On the positive side of the ledger, Nolan’s films rarely get dragged down by the need for the overwrought sentimentality. In fleshing out the father-daughter relationship at the heart of Interstellar (along with co-writer and brother, Jonathan), it is downright refreshing not to have to endure another “human moment” variation on the dinner table scene in Jaws (1975). (Not coincidentally, director Steven Spielberg passed on this script.) And Nolan never feels the need to continuously beat the audience over the head with the themes. No, just a couple of swift blows here and there will do.
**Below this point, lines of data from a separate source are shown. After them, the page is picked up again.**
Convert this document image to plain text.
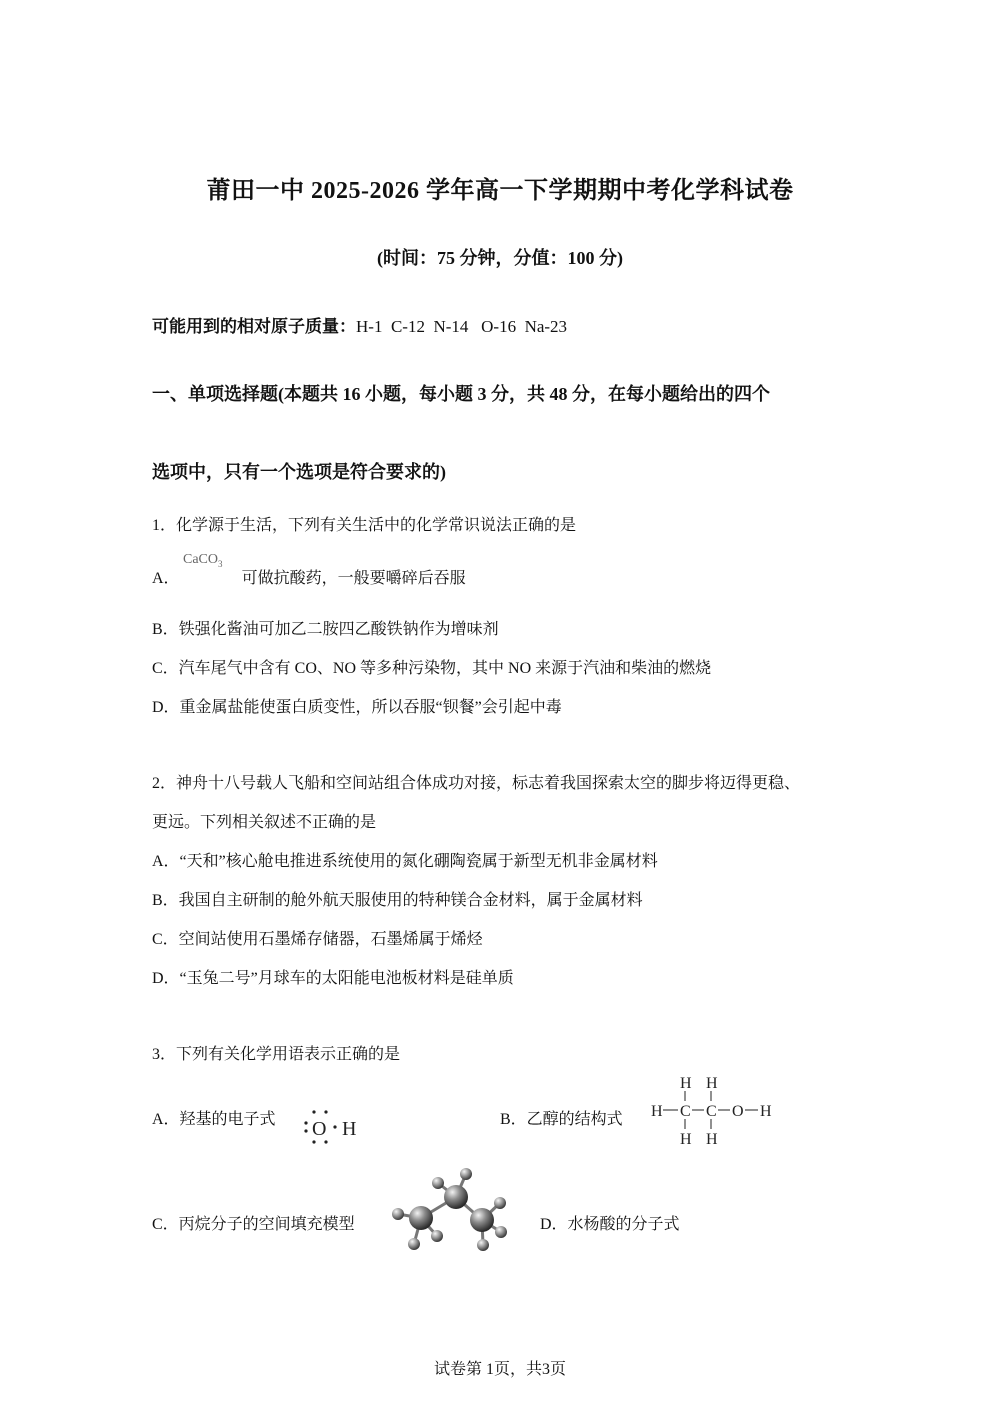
莆田一中 2025-2026 学年高一下学期期中考化学科试卷
(时间：75 分钟，分值：100 分)
可能用到的相对原子质量：H-1  C-12  N-14   O-16  Na-23
一、单项选择题(本题共 16 小题，每小题 3 分，共 48 分，在每小题给出的四个
选项中，只有一个选项是符合要求的)
1．化学源于生活，下列有关生活中的化学常识说法正确的是
CaCO$_3$
A．	可做抗酸药，一般要嚼碎后吞服
B．铁强化酱油可加乙二胺四乙酸铁钠作为增味剂
C．汽车尾气中含有 CO、NO 等多种污染物，其中 NO 来源于汽油和柴油的燃烧
D．重金属盐能使蛋白质变性，所以吞服“钡餐”会引起中毒
2．神舟十八号载人飞船和空间站组合体成功对接，标志着我国探索太空的脚步将迈得更稳、
更远。下列相关叙述不正确的是
A．“天和”核心舱电推进系统使用的氮化硼陶瓷属于新型无机非金属材料
B．我国自主研制的舱外航天服使用的特种镁合金材料，属于金属材料
C．空间站使用石墨烯存储器，石墨烯属于烯烃
D．“玉兔二号”月球车的太阳能电池板材料是硅单质
3．下列有关化学用语表示正确的是
A．羟基的电子式 O H	B．乙醇的结构式
H H
H C C O H
H H
C．丙烷分子的空间填充模型	D．水杨酸的分子式
试卷第 1页，共3页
That said, in a time when his contemporaries are blowing up the budgets with tired and pandering Old Testament epics (I’m talking to you, Darren Aronofsky and Ridley Scott), Nolan gives us an admirable glimpse into a future that has relented to the red state culture of science deniers. He also offers something for those of us who watch a documentary like For All Mankind (1989) with a distinct sense of loss, as our collective wonder has been reduced to lines at an Apple store and our space programs have been outsourced to corporations intent on jamming the orbit with satellites for faster iPhone connections.
On the negative side on the ledger, that machine-gun approach to plot tends to squander the talents of the A-list cast (Matthew McConaughey, Anne Hathaway, Jessica Chastain, Matt Damon, Casey Affleck, and Michael Caine). More than any other film in his oeuvre, Interstellar relies heavily upon all those characters having to explain pseudo-physics 101. Ultimately, the audience’s suspension of disbelief requires a delicate balance between science fact and science fiction. But in the third act, that balance is clearly lost as the Nolan brothers inexplicably manage to be both inartfully expository and maddeningly vague in equal measure – as if trying to have their cake (à la Contact (1997)) and eat it too (à la 2001: A Space Odyssey (1968)).
All that said, the sheer craft and boldness of the visuals and sounds of Interstellar are pure genre gold. Once again in contrast to his contemporaries (again, Aronofsky and Scott), Nolan’s use of CGI is barely, if ever, noticeable. The score by Hans Zimmer – this time, including some unlikely organ work – is characteristically dramatic. So although Interstellar may just be Nolan’s weakest film, his big beautiful failures are still a hell of a lot more engaging and entertaining than what currently occupies space in the multiplex.